As the ground shook beneath me, fear and terror gripped my heart. Frantically I run from room to room trying to keep the life I had created for myself from crashing down around me. Pictures are torn from the walls, collections from over the years destroyed in a matter of seconds. Finally the destruction becomes too great and is coming too quickly, I can't save my home any longer, so I hide until it is over in an attempt to save at least myself.
Finally it seems like the worst is over. It feels so dark and empty from my little hiding space that I can't seem to find even a sliver of hope to cling to. I uncurl myself from the fetal position to try and see what is left. I expect to see dust everywhere, chaos in the streets, storm clouds, debris left by an earthquake... all normal things you would expect to see after your house has just crashed down around you. What I saw instead ripped any foundation that was left intact from beneath me and my life, as I had come to understand it, was over.
There is no dust, no chaos, no destruction. I feel dizzy as the confusion sets in. How is this possible? My whole house is gone. But what I was left standing in was a prison cell, tightly closed to the outside world. Thousands of thoughts and emotions flood my mind. How could I have been so blind to the fact that I was living so completely disconnected from the others around me. How long must I have been here to have no recollection of ever willingly stepping foot into this abyss. Most importantly, why didn't anyone ever tell me! There is definitely a mess to clean up, but things have never looked so clear. My mind is so clear it is almost foreign. A smile slightly tugs at the corner of my mouth.
Spotting the door, I climb over the debris and rubble that once defined me. I just want to see outside, fill my lungs with pure, fresh air. I want to know if colors are brighter on the outside, if aromas smell richer, if things that I loved so dearly before, would feel differently now. I try and open the door but it is locked. The very foundation that made me who I am is destroyed in less than an hour, and I am STILL locked in this prison?? Then it dawns on me… a fancy key that I have worn around my neck since I was a little girl. I thought it was just some trinket that someone gave to me. Quickly I yank the chain from around my neck and try the key… It works!!! I try not to dwell on the fact that I have been keeping myself prisoner, I am more interested in discovering this new found clarity.
I have always felt like a prisoner inside of myself.
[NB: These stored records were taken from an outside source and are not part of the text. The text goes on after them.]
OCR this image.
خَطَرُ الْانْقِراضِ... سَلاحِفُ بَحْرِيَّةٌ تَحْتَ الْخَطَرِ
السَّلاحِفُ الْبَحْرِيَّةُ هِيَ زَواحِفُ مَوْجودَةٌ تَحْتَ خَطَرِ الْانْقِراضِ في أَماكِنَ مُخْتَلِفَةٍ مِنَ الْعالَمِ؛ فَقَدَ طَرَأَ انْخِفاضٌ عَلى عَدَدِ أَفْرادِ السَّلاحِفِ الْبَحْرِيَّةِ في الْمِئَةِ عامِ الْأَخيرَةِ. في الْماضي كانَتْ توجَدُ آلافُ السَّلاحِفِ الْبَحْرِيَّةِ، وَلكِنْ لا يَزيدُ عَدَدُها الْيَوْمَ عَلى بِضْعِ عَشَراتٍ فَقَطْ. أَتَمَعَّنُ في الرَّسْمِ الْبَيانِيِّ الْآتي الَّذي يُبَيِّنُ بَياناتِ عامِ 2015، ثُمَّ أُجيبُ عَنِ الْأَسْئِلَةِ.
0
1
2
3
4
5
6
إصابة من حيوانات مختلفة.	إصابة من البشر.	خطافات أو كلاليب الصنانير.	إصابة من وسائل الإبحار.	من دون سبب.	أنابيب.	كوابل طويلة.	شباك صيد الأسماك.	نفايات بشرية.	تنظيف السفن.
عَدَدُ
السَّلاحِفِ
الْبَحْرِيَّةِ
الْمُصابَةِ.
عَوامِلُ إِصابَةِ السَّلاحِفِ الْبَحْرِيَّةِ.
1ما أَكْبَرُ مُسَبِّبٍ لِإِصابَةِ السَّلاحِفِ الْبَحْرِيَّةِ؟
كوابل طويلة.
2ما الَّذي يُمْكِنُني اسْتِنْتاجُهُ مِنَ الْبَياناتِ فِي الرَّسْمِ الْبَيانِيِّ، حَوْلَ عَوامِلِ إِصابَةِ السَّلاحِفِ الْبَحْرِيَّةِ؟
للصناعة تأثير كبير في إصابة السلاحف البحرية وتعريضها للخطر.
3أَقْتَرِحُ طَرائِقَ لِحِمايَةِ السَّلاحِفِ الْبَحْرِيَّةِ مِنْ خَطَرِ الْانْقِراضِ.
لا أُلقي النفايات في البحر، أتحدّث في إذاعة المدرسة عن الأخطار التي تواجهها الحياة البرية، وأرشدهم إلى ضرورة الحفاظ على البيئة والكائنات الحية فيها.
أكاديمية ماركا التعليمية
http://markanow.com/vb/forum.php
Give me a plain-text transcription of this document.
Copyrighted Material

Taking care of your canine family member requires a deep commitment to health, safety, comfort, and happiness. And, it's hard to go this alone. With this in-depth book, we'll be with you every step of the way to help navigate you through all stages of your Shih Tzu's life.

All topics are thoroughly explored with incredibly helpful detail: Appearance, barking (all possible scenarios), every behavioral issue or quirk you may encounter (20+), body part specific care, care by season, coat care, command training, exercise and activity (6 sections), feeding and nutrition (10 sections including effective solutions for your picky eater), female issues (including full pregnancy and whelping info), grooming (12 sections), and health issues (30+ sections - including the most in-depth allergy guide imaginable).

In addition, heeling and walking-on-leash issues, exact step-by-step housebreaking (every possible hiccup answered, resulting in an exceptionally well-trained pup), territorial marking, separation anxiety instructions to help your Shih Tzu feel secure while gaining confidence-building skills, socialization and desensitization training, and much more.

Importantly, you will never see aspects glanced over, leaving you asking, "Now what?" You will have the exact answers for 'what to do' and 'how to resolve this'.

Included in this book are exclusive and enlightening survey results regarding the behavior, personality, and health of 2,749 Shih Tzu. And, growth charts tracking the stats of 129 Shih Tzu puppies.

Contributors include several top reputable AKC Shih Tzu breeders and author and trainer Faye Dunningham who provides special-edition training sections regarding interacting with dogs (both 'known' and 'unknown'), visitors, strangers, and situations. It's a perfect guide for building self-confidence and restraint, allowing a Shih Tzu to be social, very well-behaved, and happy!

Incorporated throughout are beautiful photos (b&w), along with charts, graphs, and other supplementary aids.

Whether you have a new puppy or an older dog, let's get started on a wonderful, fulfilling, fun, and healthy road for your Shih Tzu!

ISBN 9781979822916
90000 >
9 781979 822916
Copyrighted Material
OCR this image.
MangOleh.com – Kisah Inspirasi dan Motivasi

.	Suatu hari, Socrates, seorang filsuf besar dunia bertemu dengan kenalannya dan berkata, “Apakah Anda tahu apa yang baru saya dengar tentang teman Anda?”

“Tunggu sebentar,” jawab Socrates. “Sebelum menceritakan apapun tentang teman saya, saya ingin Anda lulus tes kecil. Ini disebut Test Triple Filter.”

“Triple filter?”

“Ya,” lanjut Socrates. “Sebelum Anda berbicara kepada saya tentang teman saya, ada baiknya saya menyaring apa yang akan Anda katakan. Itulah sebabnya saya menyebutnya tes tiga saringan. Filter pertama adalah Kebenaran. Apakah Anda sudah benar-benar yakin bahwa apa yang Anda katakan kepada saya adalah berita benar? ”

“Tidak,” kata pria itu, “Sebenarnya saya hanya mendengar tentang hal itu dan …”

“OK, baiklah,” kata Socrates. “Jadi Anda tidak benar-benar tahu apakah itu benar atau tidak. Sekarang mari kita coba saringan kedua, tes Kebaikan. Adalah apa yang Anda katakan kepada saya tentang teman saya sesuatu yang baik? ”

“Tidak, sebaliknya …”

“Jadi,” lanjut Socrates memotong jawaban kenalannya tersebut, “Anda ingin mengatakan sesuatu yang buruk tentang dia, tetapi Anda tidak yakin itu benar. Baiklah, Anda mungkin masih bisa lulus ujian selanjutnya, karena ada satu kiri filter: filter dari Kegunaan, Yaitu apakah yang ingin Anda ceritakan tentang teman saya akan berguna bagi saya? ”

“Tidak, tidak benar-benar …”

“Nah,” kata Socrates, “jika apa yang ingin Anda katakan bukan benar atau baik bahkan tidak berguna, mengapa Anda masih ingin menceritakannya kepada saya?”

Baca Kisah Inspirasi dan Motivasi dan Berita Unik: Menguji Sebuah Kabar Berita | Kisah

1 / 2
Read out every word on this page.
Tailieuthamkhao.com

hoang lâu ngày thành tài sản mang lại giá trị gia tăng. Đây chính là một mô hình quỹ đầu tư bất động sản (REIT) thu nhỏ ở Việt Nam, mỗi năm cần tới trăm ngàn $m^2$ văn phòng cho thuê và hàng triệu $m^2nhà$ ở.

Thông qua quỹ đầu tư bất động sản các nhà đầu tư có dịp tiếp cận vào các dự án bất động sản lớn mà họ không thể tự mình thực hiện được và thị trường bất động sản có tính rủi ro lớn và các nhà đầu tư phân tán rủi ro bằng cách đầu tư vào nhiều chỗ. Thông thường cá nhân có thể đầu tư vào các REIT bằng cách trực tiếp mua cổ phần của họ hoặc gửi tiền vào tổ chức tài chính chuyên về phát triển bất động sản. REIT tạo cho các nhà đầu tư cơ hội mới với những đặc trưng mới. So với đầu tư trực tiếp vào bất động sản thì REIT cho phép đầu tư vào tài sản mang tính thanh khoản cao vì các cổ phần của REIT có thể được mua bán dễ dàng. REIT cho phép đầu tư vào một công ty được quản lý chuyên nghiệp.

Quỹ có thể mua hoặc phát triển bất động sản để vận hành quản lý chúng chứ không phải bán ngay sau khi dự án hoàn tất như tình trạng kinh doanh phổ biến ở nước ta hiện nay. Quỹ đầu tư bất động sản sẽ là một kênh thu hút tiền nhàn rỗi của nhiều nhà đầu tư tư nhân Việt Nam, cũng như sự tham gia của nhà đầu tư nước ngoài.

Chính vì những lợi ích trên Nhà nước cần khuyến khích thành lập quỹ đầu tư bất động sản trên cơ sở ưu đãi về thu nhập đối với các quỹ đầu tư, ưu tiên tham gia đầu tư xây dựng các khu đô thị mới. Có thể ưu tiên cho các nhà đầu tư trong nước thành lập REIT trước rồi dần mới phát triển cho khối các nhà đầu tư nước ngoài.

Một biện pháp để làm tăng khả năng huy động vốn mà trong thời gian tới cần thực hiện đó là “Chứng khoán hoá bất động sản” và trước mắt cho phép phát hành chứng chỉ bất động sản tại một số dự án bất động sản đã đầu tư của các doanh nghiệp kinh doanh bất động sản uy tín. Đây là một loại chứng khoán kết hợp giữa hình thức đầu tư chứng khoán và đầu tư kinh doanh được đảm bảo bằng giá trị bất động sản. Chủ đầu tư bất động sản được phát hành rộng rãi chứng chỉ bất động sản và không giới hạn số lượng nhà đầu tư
I wanted to break free, but I never knew how. I was brutally honest with friends, with counselors, my parents, but no one was able to help me put the pieces together correctly. I could feel deep within my soul that there was just something missing. But eventually I stopped looking. I was convinced that this was who I was. I was a little crazy, a lot emotional, and things had to be a certain way. Control became my best friend. Being in control was the only way I could be absolutely positive that I wouldn't get hurt again.
Many people could probably tell you all about their fresh start. A new place, a new job, new friends, a new life. But the most important bit of information I have discovered over the years, is you follow yourself throughout life regardless of the amount of "fresh starts" you get. How many people can honestly say they have had an opportunity to start over? A real fresh start. No excess baggage trailing behind, no stubborn habits, no shaky foundations. I can. Although I haven't completely stepped foot outside of my self-made prison due to the fact that it has been my home for years upon years, I now have the awareness. And that is the first step. I have been granted an opportunity to have a start so fresh, that I have been stripped down to my soul. Most of my beliefs, my thoughts, my traditions, my habits and my behaviors (all of the things that make me uniquely me) I created as a young child in an attempt to save myself from my mother's utterly destructive behaviors and outbursts and my father's unusually high expectations amongst other things. It was my coping mechanism. These are just a few of the things I have learned about myself in the past two weeks since learning I am codependent.